Dennis returned to school and earned an M.B.A. with an emphasis in accounting from UC Irvine. He had such a good time being a student, he applied to doctoral programs in accounting and enrolled at the University of Texas in Austin at the age of 35. After earning his degree, he taught at the University of Illinois in Champaign for seven years before going to the University of Kentucky.
“Academic life is very entrepreneurial,” Dennis says. “I get to choose the topics I research and discuss in class. “Like entrepreneurs, academics are evaluated on output — the quality of their research and teaching — not on inputs like the number of hours they work.”
Accountants transmit information, and Dennis studies how effectively they do their job. Is their data useful and easily understood? Does it affect stock prices? He’s interested in market efficiency and how well markets incorporate information available to the public.
Of course, some companies have manipulated data fraudulently to influence their stock prices. Dennis recognizes the need for some regulation to prevent future fraud. “Required company financial statements have actually strengthened the market by providing useful information to the public,” he notes.
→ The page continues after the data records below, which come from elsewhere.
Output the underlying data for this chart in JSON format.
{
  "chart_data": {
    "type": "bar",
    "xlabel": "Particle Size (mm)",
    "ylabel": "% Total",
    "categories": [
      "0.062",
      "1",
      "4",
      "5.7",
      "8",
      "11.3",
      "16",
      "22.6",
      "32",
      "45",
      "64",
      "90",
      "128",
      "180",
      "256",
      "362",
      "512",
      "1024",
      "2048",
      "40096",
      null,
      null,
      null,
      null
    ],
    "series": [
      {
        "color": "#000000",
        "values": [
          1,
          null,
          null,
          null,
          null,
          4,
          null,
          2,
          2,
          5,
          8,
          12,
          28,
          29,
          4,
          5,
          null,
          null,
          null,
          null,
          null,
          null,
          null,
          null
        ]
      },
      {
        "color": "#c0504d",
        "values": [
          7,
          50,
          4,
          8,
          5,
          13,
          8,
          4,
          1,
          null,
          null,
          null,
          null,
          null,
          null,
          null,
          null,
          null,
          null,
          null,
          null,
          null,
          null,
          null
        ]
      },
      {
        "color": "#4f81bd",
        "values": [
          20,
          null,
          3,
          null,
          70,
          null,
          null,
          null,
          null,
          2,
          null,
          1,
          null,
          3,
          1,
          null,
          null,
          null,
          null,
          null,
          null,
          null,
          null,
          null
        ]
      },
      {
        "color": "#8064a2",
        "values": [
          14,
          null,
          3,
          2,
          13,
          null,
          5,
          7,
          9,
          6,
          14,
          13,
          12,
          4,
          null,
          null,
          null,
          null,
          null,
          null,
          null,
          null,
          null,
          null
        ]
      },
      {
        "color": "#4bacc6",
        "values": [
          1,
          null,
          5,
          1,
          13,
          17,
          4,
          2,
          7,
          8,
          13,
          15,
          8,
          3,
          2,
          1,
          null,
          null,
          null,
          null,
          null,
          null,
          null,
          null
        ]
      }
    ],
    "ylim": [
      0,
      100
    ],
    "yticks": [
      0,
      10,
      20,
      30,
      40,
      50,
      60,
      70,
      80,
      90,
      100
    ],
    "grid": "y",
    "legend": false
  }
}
Dennis has never forgotten a chapel talk by President David Winter encouraging students to prepare for lay leadership in their churches. He took these words seriously and accepted leadership positions in several congregations. But when he and his wife, Beth, joined a large church in Kentucky, they did something different. “Our ministry is cleaning the staff offices every month,” he explains. “It’s very anonymous, and we’re enjoying that kind of service.”
Dennis and Beth live on a large lot in Lexington with a small creek and lots of wildlife. Avid sports fans, they follow college women’s volleyball and basketball teams. They also enjoy bird-watching and hiking.
Looking back, Dennis is thankful he changed careers. “The worst day here is better than the best day of management,” he says. He tells students not to worry about choosing the right career as people change both jobs and careers. “Career decisions by students don’t necessarily determine their future,” he says.